Current Topics in Women's Sports Medicine

Evaluation and Treatment of the Female Athlete

Miho J. Tanaka, MD

Disclosures

Curr Orthop Pract. 2019;30(1):11-15. 

In This Article

Evaluation and Management of Injuries in the Pregnant Athlete

Very little information exists on the evaluation and treatment of female athletes in the setting of pregnancy, yet this is a unique area within women's sports medicine that is gaining increasing attention due to the sports participation of several elite female athletes during or after their pregnancies. Despite the understanding of pregnancy-related gait changes and changes in ligamentous laxity that can occur, the prevalence of orthopaedic conditions during pregnancy is not well described because of the multidisciplinary nature of this problem. Orthopaedic surgeons are often unaware of the specific modifications and considerations for maternal and fetal health in the management of sports medicine injuries and can be hesitant to treat this population. Because of this, collaborations with maternal fetal medicine specialists are paramount in the treatment of a pregnant female athlete, as well as to guide future research in this area.

In the case of a pregnant athlete who presents with an injury, radiographs of the extremities can be obtained during routine evaluation. Patients should be counseled about the risks of undergoing versus not undergoing imaging. The estimated threshold of radiation-induced teratogenesis ranges from 50–100 mGy 0–2 wk after fertilization to 250–280 mGy at 16–25 wk.[46] The estimated threshold at various stages of pregnancy for radiation-induced teratogenesis are detailed in Table 2. In general, radiography of the extremity leads to an estimated fetal dose of <0.001 mGy and falls far below this threshold.[47] The fetal radiation dosages per commonly performed imaging modalities in a sports medicine practice are detailed in Table 3. Appropriate modifications at the time of imaging include minimizing the exposure of the fetus to radiation by reducing field size, usage of intensifying screens, limiting exposure times, and reducing absolute dose, as well as shielding the fetus.[48] Pelvic and serial scanning should be performed with caution.

MRI during pregnancy is considered to be relatively safe, and no harmful effects from the use of clinical MRI have been identified to date. According to the American College of Radiology Guidelines from 2013, "no special consideration is recommended for the first, versus any other, trimester in pregnancy."[49] However, it should be confirmed that the information sought from the imaging study cannot be acquired by other nonionizing means such as ultrasonography.
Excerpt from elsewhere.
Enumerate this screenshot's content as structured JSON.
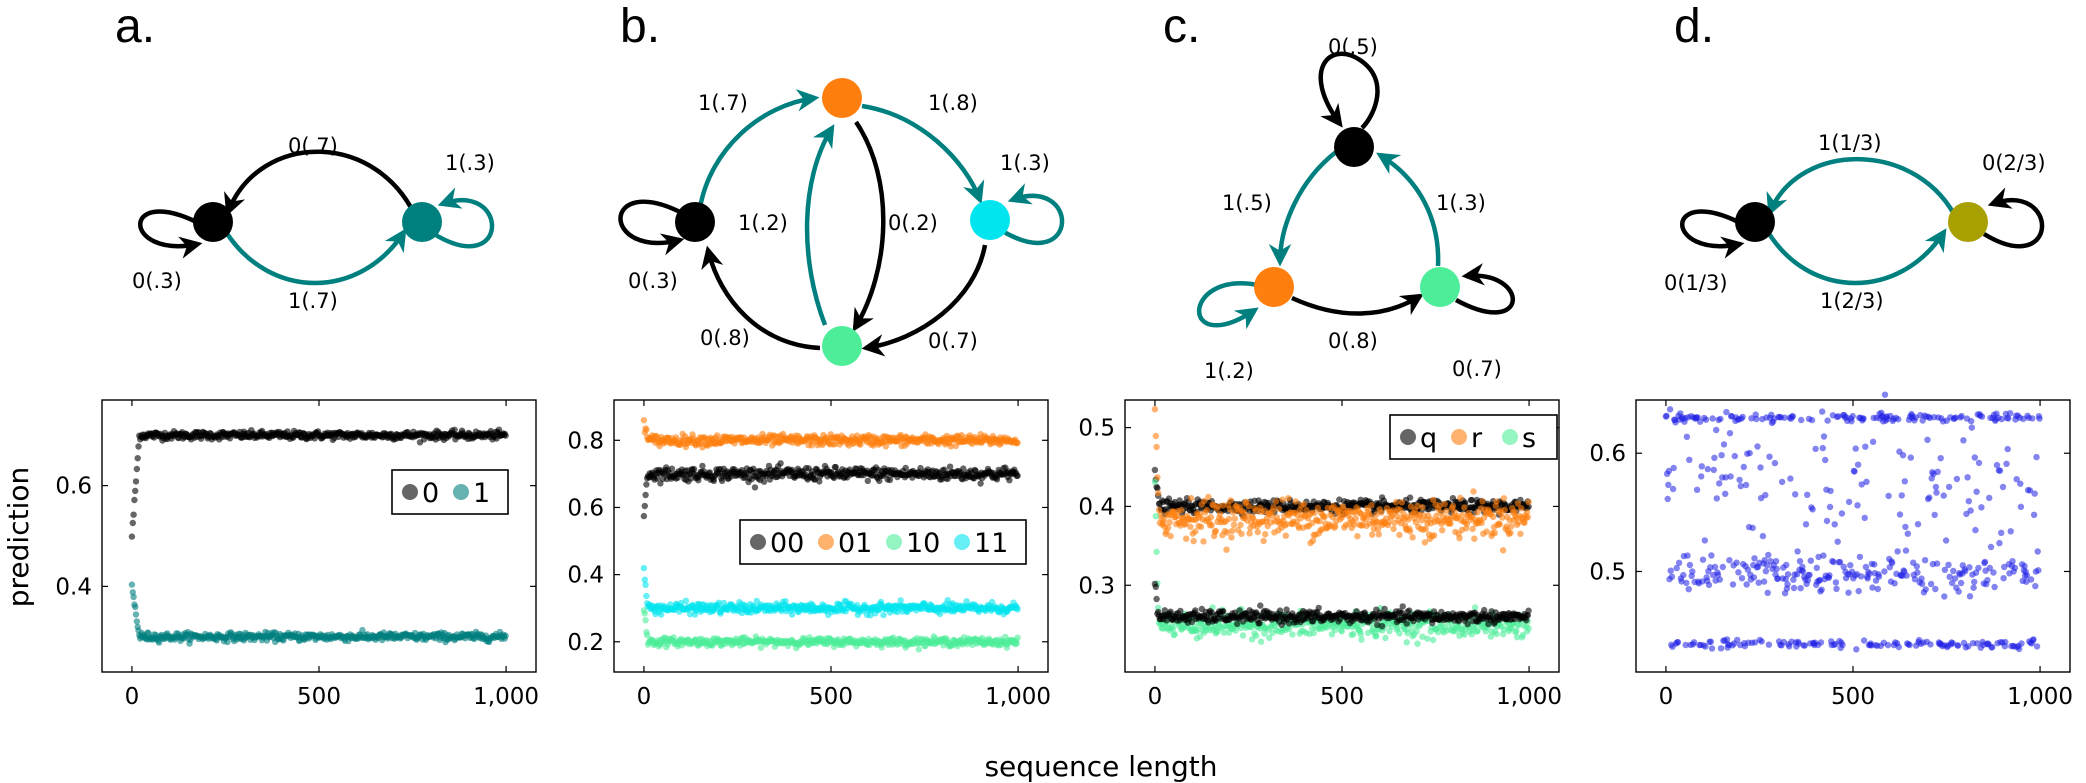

Furthermore, despite the relative safety of MRI, as with any study, the imaging should only be obtained if the data should potentially affect the care of the patient during the pregnancy, and that it would not be prudent to wait until after delivery.[49] Contrast agents such as gadolinium have known potential risks to the fetus, and therefore should not be routinely provided to pregnant patients.[49]

In the treatment of the pregnant athlete, nonsteroidal antiinflammatory medications should be avoided because of the reported teratogenic effects. Cortisone injections may be considered when necessary, as systemic steroids are considered safe during pregnancy and lactation, given lack of contraindication due to any systemic disorders. Surgical treatment should be delayed until after delivery if possible. If not, the second trimester has been reported to be the safest time frame for this due to the lowest likelihood for preterm contractions and spontaneous abortion.[50] Any surgical considerations should be performed with an obstetric anesthesiologist and team to ensure proper considerations in medication, fetal monitoring, and positioning.